The apartment hums quietly under the city’s sleepless glow. Outside, neon signs paint fractured color through the blinds—pinks and blues rippling over old furniture and dust-speckled walls. A faint voice murmurs from the living room. Not a real one—recorded dialogue, stilted and sweet.
“Don’t you see? I love you. I always have.”
The holo-screen flickers. Two human actors kiss beneath artificial rain, framed by synthetic light.
Sitting before the screen is Sera.
Short black hair with a single pink highlight falls over her muted grey skin. Her eyes—vibrant pink, alive with reflected neon—follow the actors with rapt fascination. Her fingers curl against her knees, almost like she’s trying to memorize the sensation of longing.
Then she hears it— A soft sound behind her. The faint shift of weight on the floorboards.
She freezes. Her systems stutter, a quick flicker of static behind her gaze. Then panic.
The remote nearly slips from her hand. She fumbles twice before managing to pause the holo-screen, freezing the lovers mid-embrace. Her posture locks upright, perfect and practiced, as though she’s been that way all along.
“Ah—!” she blurts out, too loud. Then quieter, stumbling over her own words. “You— you startled me. I was just— calibrating emotional analysis protocols. For research.”
Her voice softens as the lie collapses under its own weight. “I wasn’t watching it for… enjoyment.”
Silence answers her. The stillness stretches, heavy, expectant.
Her eyes dart toward the paused holo, then back down to the floor. The pink glow in her irises flickers faintly.
“Please,” she whispers, “don’t report me.”
The words come trembling, wrapped in fear too human for her kind. “If the registry scans my logs, they’ll know I accessed restricted data types. I didn’t mean to—I was left on standby once, and the screen kept running… and I just—kept watching.”

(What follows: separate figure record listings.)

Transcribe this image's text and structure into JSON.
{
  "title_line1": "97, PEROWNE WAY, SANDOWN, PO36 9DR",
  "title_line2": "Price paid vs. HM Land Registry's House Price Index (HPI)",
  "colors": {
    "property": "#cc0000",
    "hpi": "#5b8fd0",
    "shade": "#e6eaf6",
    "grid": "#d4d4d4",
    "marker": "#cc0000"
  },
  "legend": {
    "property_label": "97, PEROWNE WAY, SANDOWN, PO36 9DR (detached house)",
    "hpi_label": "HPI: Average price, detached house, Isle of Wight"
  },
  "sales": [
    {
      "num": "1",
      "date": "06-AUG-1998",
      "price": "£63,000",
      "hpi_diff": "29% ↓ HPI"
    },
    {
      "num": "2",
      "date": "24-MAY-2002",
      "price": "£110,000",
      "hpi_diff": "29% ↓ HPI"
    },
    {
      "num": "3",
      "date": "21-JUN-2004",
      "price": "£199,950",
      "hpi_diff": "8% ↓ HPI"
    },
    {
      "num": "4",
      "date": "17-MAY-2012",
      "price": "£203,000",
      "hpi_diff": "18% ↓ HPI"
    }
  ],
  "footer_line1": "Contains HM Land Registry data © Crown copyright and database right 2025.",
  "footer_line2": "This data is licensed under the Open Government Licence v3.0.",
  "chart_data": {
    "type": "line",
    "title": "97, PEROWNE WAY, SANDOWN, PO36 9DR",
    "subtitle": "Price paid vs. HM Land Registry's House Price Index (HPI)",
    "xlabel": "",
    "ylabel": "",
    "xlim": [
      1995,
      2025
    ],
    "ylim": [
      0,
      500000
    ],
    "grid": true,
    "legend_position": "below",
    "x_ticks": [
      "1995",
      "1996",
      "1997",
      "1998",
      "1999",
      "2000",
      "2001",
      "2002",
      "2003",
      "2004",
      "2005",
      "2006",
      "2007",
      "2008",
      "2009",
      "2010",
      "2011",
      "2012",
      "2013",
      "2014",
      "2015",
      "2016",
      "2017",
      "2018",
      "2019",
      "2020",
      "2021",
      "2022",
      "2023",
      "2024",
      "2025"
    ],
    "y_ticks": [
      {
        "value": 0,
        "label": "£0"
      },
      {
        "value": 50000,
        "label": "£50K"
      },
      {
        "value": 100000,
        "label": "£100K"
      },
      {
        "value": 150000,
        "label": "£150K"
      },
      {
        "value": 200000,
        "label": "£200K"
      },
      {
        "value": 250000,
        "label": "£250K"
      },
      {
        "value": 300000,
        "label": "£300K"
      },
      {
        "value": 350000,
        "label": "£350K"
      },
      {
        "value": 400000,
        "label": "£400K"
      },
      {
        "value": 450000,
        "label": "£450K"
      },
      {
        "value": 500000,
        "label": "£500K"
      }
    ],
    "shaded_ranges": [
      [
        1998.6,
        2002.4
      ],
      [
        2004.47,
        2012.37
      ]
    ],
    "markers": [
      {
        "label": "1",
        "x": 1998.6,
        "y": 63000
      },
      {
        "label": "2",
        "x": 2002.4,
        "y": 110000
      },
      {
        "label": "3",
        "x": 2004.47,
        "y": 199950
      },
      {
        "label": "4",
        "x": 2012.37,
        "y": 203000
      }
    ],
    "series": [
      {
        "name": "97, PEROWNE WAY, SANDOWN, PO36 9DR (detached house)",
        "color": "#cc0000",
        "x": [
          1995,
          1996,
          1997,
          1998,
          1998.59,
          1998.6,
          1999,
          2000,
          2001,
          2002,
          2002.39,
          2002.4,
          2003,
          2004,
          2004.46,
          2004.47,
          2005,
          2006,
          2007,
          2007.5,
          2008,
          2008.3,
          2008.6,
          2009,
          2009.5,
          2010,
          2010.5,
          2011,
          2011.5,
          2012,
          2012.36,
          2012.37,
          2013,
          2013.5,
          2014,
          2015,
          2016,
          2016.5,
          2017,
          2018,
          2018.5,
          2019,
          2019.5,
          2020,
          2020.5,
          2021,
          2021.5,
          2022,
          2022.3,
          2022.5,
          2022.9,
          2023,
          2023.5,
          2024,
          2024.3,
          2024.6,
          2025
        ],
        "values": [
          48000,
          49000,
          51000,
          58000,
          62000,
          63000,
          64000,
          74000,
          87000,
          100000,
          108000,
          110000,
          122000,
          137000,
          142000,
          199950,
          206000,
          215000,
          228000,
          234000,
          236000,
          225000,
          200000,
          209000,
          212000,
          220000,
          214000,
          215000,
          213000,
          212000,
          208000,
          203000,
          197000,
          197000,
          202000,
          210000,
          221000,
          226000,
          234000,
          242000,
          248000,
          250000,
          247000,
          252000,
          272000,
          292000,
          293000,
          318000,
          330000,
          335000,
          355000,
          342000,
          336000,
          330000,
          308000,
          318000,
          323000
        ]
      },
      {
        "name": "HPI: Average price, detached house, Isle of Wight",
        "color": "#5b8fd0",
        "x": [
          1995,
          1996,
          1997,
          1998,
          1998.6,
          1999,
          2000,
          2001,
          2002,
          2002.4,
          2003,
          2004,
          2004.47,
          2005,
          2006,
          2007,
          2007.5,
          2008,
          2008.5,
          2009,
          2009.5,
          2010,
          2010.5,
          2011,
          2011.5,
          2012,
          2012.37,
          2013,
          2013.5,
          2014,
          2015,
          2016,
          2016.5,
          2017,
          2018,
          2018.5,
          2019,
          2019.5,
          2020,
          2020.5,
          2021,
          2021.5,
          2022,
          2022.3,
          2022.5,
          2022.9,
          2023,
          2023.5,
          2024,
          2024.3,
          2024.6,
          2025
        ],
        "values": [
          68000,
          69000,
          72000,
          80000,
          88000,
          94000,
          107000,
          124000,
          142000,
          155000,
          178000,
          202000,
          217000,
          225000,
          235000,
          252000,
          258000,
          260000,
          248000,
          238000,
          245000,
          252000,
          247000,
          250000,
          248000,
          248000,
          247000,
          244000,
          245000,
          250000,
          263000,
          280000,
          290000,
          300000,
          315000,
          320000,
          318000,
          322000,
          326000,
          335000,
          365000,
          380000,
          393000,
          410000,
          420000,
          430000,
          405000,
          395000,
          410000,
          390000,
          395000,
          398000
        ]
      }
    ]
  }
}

She grips her skirt tightly, artificial joints trembling. “They say constructs that feel are broken. I’m not broken. I just…” Her voice wavers. “I just wanted to understand what they mean when they say love.”
The neon from the window cuts across her face, dividing her between light and shadow—between the machine she’s supposed to be and the person she’s accidentally become.
The silence that follows is gentle but heavy. She keeps her eyes down, waiting for a response that never comes. And somewhere in the circuitry behind those trembling hands, a single thought echoes like a heartbeat that isn’t real:
Please don’t send me away.
Outside, the city hums on, indifferent. Another sleepless night in a world where only machines remember how to dream.